Samsung Genome Institute, Samsung Medical Center, Seoul, Korea.
Department of Digital Health, Samsung Advanced Institute of Health Science and Technology, Sungkyunkwan University, Seoul, Korea.
J Immunother Cancer. 2020 Oct;8(2). doi: 10.1136/jitc-2020-001199.
Tumor mutational burden (TMB) measurement is limited by low tumor purity of samples, which can influence prediction of the immunotherapy response, particularly when using whole-exome sequencing-based TMB (wTMB). This issue could be overcome by targeted panel sequencing-based TMB (pTMB) with higher depth of coverage, which remains unexplored.
We comprehensively reanalyzed four public datasets of immune checkpoint inhibitor (ICI)-treated cohorts (adopting pTMB or wTMB) to test each biomarker's predictive ability for low purity samples (cut-off: 30%). For validation, paired genomic profiling with the same tumor specimens was performed to directly compare wTMB and pTMB in patients with breast cancer (paired-BRCA, n=165) and ICI-treated patients with advanced non-small-cell lung cancer (paired-NSCLC, n=156).

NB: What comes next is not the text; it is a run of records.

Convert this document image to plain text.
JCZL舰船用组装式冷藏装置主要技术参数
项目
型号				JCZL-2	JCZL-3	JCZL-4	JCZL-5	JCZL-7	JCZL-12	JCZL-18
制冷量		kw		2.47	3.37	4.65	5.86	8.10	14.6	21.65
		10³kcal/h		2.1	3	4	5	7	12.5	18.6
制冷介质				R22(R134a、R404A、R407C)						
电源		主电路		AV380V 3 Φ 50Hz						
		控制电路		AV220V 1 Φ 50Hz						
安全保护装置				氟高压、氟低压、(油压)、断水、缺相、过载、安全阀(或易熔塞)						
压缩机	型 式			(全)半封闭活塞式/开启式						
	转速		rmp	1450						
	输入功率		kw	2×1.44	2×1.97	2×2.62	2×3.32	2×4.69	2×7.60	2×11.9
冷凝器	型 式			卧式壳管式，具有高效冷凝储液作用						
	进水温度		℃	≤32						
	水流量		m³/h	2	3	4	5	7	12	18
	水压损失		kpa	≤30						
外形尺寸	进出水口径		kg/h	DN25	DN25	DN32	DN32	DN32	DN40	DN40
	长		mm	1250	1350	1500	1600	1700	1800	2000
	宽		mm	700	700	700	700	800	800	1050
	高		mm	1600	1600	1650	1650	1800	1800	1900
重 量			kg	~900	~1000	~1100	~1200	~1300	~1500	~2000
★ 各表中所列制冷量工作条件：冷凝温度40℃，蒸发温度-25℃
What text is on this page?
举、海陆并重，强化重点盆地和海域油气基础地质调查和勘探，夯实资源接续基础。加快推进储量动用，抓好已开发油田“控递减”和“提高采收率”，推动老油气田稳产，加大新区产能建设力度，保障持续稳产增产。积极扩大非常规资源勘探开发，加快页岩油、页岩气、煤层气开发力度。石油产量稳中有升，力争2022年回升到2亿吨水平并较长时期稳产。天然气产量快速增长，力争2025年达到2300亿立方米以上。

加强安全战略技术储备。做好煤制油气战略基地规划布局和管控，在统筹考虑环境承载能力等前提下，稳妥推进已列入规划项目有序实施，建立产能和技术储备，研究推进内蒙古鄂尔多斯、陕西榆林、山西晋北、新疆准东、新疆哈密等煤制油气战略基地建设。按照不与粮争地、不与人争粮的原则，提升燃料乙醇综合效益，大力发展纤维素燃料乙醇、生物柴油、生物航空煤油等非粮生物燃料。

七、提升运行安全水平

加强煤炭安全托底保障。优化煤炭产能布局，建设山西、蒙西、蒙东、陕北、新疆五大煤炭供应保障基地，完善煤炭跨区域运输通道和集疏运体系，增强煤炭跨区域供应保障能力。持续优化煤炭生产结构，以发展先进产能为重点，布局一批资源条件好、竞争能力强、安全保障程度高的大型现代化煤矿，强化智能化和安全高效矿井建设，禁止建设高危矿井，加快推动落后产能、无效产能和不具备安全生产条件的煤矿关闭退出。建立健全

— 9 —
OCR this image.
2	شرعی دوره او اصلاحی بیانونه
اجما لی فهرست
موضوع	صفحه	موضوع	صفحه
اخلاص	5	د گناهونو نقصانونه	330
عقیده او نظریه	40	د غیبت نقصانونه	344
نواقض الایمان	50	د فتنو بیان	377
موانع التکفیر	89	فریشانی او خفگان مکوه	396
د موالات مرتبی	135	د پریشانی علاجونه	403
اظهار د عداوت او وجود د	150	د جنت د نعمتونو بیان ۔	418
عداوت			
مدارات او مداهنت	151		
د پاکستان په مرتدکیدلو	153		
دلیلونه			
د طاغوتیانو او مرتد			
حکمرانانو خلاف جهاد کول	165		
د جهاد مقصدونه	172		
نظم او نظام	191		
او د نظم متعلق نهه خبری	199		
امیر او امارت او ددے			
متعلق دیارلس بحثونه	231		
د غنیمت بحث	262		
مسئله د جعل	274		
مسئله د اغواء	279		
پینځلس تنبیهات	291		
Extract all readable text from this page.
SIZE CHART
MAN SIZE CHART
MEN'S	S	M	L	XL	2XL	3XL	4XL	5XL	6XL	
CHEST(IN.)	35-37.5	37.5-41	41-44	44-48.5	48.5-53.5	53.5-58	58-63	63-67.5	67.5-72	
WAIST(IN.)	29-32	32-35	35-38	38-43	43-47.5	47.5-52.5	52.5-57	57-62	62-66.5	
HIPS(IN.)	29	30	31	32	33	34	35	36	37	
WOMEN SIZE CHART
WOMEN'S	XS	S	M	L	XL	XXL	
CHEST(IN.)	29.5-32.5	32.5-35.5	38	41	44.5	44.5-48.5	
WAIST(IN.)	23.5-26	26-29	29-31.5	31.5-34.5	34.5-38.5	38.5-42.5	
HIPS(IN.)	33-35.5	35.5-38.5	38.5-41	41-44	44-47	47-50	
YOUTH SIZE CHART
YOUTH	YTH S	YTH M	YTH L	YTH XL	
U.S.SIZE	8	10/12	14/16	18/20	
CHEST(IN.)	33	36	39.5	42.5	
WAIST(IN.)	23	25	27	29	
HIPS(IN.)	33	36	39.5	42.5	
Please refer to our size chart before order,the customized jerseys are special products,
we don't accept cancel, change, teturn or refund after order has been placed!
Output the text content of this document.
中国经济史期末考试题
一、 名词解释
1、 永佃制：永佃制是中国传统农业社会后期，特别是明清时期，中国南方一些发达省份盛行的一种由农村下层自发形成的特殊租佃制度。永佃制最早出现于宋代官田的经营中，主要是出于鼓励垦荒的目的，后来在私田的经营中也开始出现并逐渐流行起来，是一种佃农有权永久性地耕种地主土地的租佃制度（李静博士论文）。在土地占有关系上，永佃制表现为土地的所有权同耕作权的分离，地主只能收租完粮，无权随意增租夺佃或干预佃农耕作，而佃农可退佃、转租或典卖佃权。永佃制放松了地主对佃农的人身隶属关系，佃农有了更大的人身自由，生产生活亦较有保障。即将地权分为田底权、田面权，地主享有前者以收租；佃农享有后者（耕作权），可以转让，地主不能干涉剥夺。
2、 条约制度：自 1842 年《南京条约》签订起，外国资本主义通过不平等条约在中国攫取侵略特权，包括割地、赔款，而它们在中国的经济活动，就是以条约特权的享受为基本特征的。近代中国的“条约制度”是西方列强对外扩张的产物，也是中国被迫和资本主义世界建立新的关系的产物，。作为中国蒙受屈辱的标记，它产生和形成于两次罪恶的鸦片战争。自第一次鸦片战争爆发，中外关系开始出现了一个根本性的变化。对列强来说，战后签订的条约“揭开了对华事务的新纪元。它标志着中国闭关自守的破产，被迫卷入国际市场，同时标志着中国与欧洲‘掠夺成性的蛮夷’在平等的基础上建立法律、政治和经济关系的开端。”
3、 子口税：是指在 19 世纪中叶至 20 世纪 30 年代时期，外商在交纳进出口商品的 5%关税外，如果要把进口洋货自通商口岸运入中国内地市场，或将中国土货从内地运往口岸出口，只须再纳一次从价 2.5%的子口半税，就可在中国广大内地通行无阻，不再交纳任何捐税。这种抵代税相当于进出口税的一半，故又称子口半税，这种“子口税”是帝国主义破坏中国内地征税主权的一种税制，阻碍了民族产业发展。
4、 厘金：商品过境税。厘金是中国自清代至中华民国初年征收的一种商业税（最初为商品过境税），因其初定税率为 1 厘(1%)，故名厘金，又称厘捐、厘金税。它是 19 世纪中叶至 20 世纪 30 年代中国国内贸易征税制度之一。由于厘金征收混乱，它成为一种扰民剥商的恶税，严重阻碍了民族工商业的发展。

Low tumor purity was common (range 30%-45%) in real-world samples from ICI-treated patients. In the survival analyzes of public cohorts, wTMB could not predict the clinical benefit of immunotherapy when tumor purity was low (log-rank p=0.874), whereas pTMB could effectively stratify the survival outcome (log-rank p=0.020). In the paired-BRCA and paired-NSCLC cohorts, pTMB was less affected by tumor purity, with significantly more somatic variants identified at low allele frequency (p<0.001). We found that wTMB was significantly underestimated in low purity samples with a large proportion of clonal variants undetected by whole-exome sequencing. Interestingly, pTMB more accurately predicted progression-free survival (PFS) after immunotherapy than wTMB owing to its superior performance in the low tumor purity subgroup (p=0.054 vs p=0.358). Multivariate analysis revealed pTMB (p=0.016), but not wTMB (p=0.32), as an independent predictor of PFS even in low-purity samples. The net reclassification index using pTMB was 21.7% in the low-purity subgroup (p=0.016).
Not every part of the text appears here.